Leontes and Polixenes are, at the beginning of the play, such close friends that their youth together is described as that of "twinned lambs." As the play focuses heavily on the passage of time, it suggests that this youth the two men shared was uncomplicated and consumed by one another – a homosocial relationship between two boys growing up together. However, the inevitable passage of time brought each man to marriage, and it is in introducing this new, heterosexual relationship that conflicts between the two friends arises. The play suggests that the relative bliss of homosocial youth becomes challenged in the face of heterosexual bonds, where emotions like jealousy can run rampant.

Justice

Because the play is so invested in notions of loyalty, fidelity, and honesty, it also features a number of acts of justice – many of which are examples of wrongful or false justice. Of course, Hermione being thrown into prison because Leontes thinks she is having an affair with Polixenes is a clear example of wrongful punishment. Leontes is then punished himself through the death of his son and the alleged death of his wife. The play is interested in the relationship between belief (a more abstract concept) and execution (or how events actually play out). Because of characters' skewed beliefs and assumptions, the play emphasizes, people suffer needlessly until the truth comes out.

Genre Mixing

The Winter's Tale was originally documented as one of Shakespeare's comedies. However, in recent years, it has been recategorized by scholars as a romance – or a play that blends elements of the tragic and comic, often to shape a narrative of redemption. Indeed, The Winter's Tale features a relatively tragic beginning, with the infant Perdita being abandoned and her mother, Hermione, dying in prison. By the end of the play, however, the narrative shifts into a comic register when Perdita marries Florizel and Hermione comes back to life.

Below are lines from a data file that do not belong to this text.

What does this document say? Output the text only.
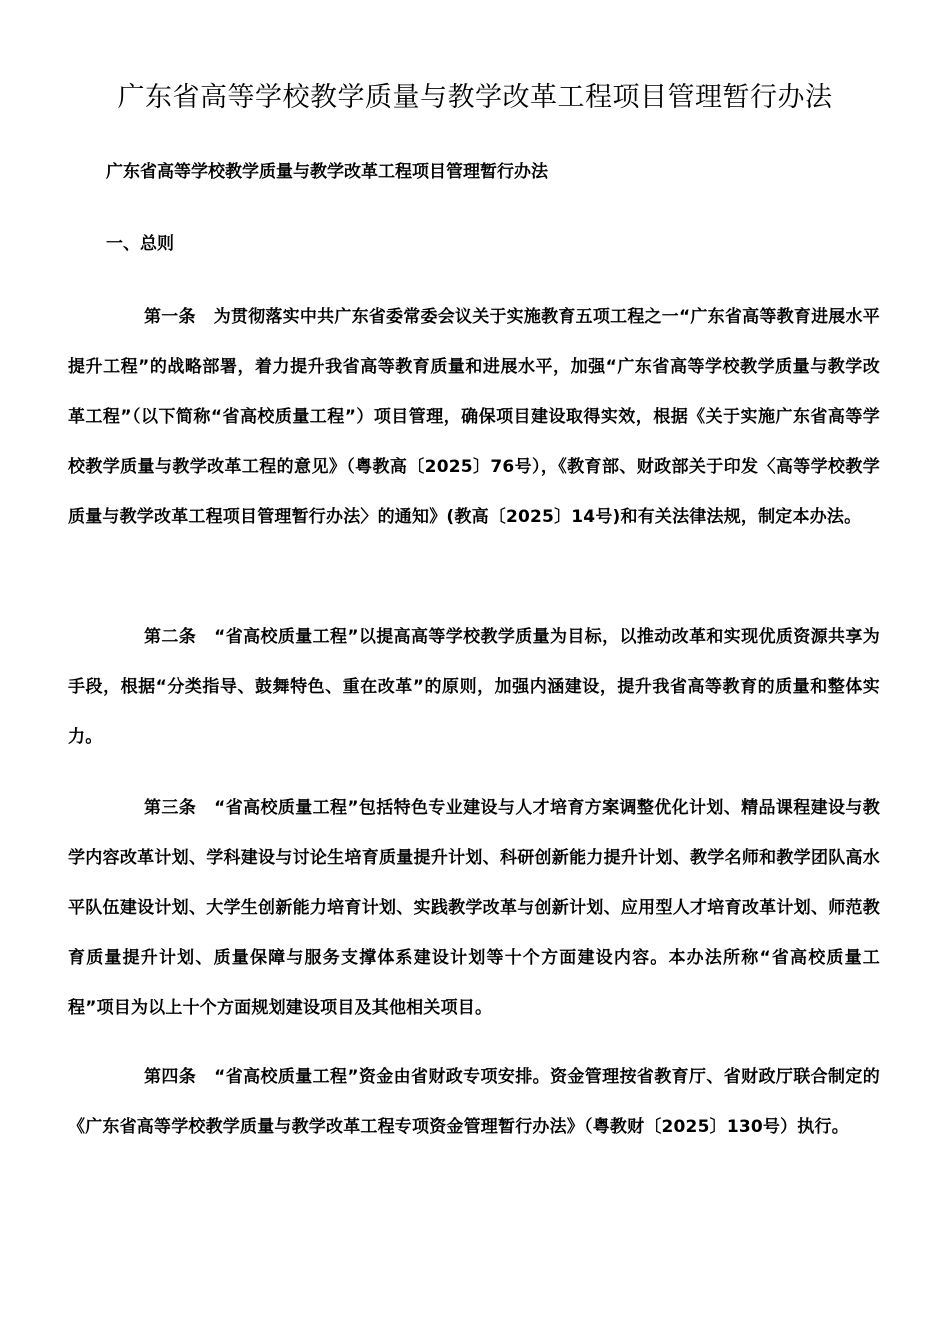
广东省高等学校教学质量与教学改革工程项目管理暂行办法
广东省高等学校教学质量与教学改革工程项目管理暂行办法
一、总则

第一条 为贯彻落实中共广东省委常委会议关于实施教育五项工程之一“广东省高等教育进展水平提升工程”的战略部署，着力提升我省高等教育质量和进展水平，加强“广东省高等学校教学质量与教学改革工程”（以下简称“省高校质量工程”）项目管理，确保项目建设取得实效，根据《关于实施广东省高等学校教学质量与教学改革工程的意见》（粤教高〔2025〕76号），《教育部、财政部关于印发〈高等学校教学质量与教学改革工程项目管理暂行办法〉的通知》(教高〔2025〕14号)和有关法律法规，制定本办法。

第二条 “省高校质量工程”以提高高等学校教学质量为目标，以推动改革和实现优质资源共享为手段，根据“分类指导、鼓舞特色、重在改革”的原则，加强内涵建设，提升我省高等教育的质量和整体实力。

第三条 “省高校质量工程”包括特色专业建设与人才培育方案调整优化计划、精品课程建设与教学内容改革计划、学科建设与讨论生培育质量提升计划、科研创新能力提升计划、教学名师和教学团队高水平队伍建设计划、大学生创新能力培育计划、实践教学改革与创新计划、应用型人才培育改革计划、师范教育质量提升计划、质量保障与服务支撑体系建设计划等十个方面建设内容。本办法所称“省高校质量工程”项目为以上十个方面规划建设项目及其他相关项目。

第四条 “省高校质量工程”资金由省财政专项安排。资金管理按省教育厅、省财政厅联合制定的《广东省高等学校教学质量与教学改革工程专项资金管理暂行办法》（粤教财〔2025〕130号）执行。
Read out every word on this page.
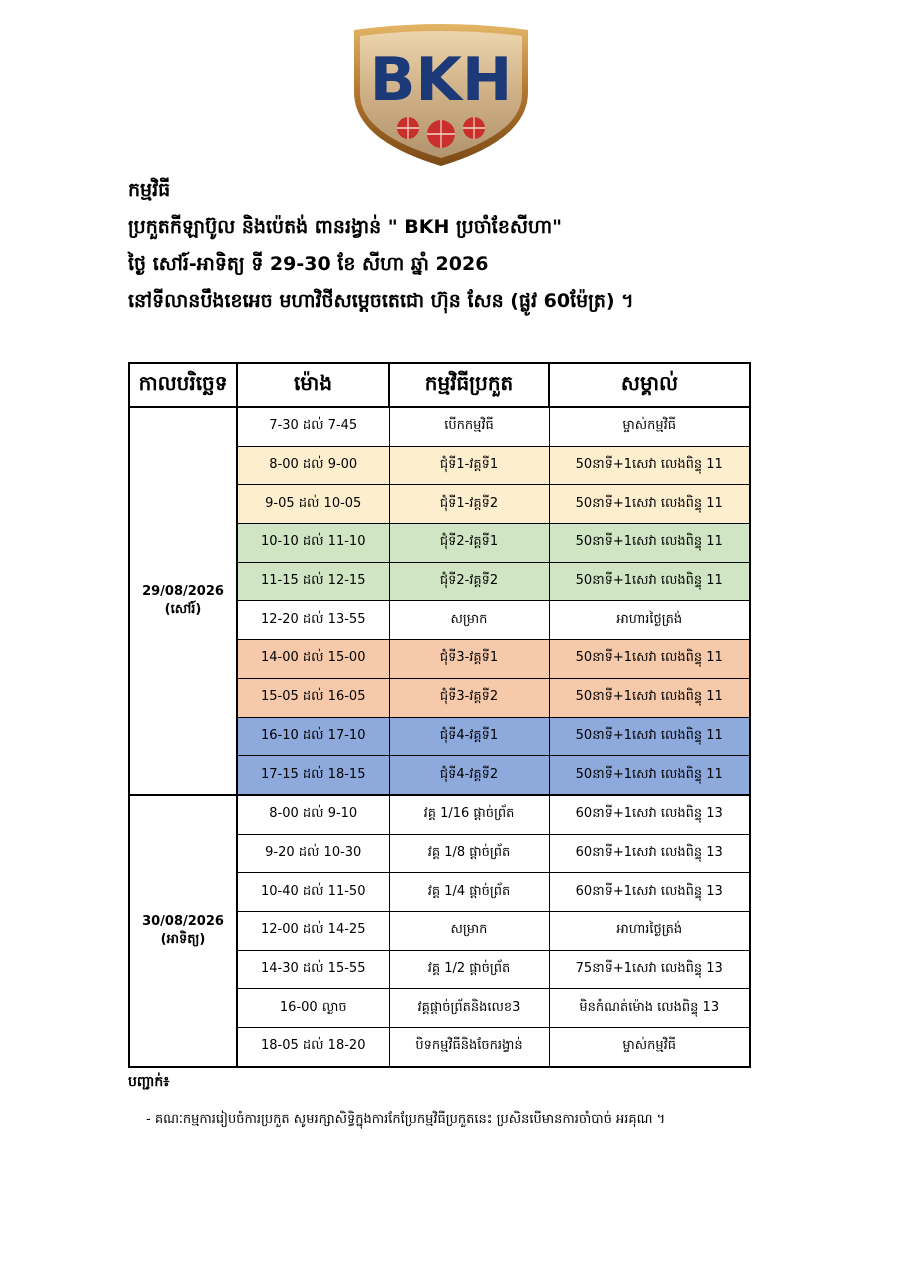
BKH
កម្មវិធី
ប្រកួតកីឡាប៊ូល និងប៉េតង់ ពានរង្វាន់ " BKH ប្រចាំខែសីហា"
ថ្ងៃ សៅរ៍-អាទិត្យ ទី 29-30 ខែ សីហា ឆ្នាំ 2026
នៅទីលានបឹងខេអេច មហាវិថីសម្តេចតេជោ ហ៊ុន សែន (ផ្លូវ 60ម៉ែត្រ) ។
កាលបរិច្ឆេទ	ម៉ោង	កម្មវិធីប្រកួត	សម្គាល់

29/08/2026
(សៅរ៍)	7-30 ដល់ 7-45	បើកកម្មវិធី	ម្ចាស់កម្មវិធី
	8-00 ដល់ 9-00	ជុំទី1-វគ្គទី1	50នាទី+1សេវា លេងពិន្ទុ 11
	9-05 ដល់ 10-05	ជុំទី1-វគ្គទី2	50នាទី+1សេវា លេងពិន្ទុ 11
	10-10 ដល់ 11-10	ជុំទី2-វគ្គទី1	50នាទី+1សេវា លេងពិន្ទុ 11
	11-15 ដល់ 12-15	ជុំទី2-វគ្គទី2	50នាទី+1សេវា លេងពិន្ទុ 11
	12-20 ដល់ 13-55	សម្រាក	អាហារថ្ងៃត្រង់
	14-00 ដល់ 15-00	ជុំទី3-វគ្គទី1	50នាទី+1សេវា លេងពិន្ទុ 11
	15-05 ដល់ 16-05	ជុំទី3-វគ្គទី2	50នាទី+1សេវា លេងពិន្ទុ 11
	16-10 ដល់ 17-10	ជុំទី4-វគ្គទី1	50នាទី+1សេវា លេងពិន្ទុ 11
	17-15 ដល់ 18-15	ជុំទី4-វគ្គទី2	50នាទី+1សេវា លេងពិន្ទុ 11

30/08/2026
(អាទិត្យ)	8-00 ដល់ 9-10	វគ្គ 1/16 ផ្តាច់ព្រ័ត	60នាទី+1សេវា លេងពិន្ទុ 13
	9-20 ដល់ 10-30	វគ្គ 1/8 ផ្តាច់ព្រ័ត	60នាទី+1សេវា លេងពិន្ទុ 13
	10-40 ដល់ 11-50	វគ្គ 1/4 ផ្តាច់ព្រ័ត	60នាទី+1សេវា លេងពិន្ទុ 13
	12-00 ដល់ 14-25	សម្រាក	អាហារថ្ងៃត្រង់
	14-30 ដល់ 15-55	វគ្គ 1/2 ផ្តាច់ព្រ័ត	75នាទី+1សេវា លេងពិន្ទុ 13
	16-00 ល្ងាច	វគ្គផ្តាច់ព្រ័តនិងលេខ3	មិនកំណត់ម៉ោង លេងពិន្ទុ 13
	18-05 ដល់ 18-20	បិទកម្មវិធីនិងចែករង្វាន់	ម្ចាស់កម្មវិធី
បញ្ជាក់៖
- គណៈកម្មការរៀបចំការប្រកួត សូមរក្សាសិទ្ធិក្នុងការកែប្រែកម្មវិធីប្រកួតនេះ ប្រសិនបើមានការចាំបាច់ អរគុណ ។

This genre bending is often cited as evidence that The Winter's Tale is a "problem play," which sets up a series of conflicts in the first half that are then resolved (or redeemed) in the latter half.

Truth and Belief

Related to the themes of loyalty and justice are the themes of belief, perception, and their relationship to reality. The play showcases how one's assumptions and deep-seated insecurities can influence their beliefs so thoroughly as to destroy their own life (as in the case of Leontes). More often than not, characters in The Winter's Tale misinterpret situations and the meaning of loyalty, thereby complicating the narrative further and leading to many instances of wrongful punishment. The play's ending – which is largely redemptive – shows how the pursuit of truth over one's own biases is more valuable than the pursuit of justice for justice's sake.

Love

The Winter's Tale features a number of different loving relationships: friendship (especially homosocial friendship between Leontes and Polixenes), familial love, and romantic love. All of these relationships are complicated throughout the play by characters' assumptions and misinterpretations; Leontes, for example, assumes that Polixenes professed love for Hermione, which he compares to his love for Leontes, is actually romantic in nature. The play ultimately showcases the tensions that arise when one experiences different types of love, but rebuilds each relationship by the end of the last act and refuses to prioritize one form of love over another.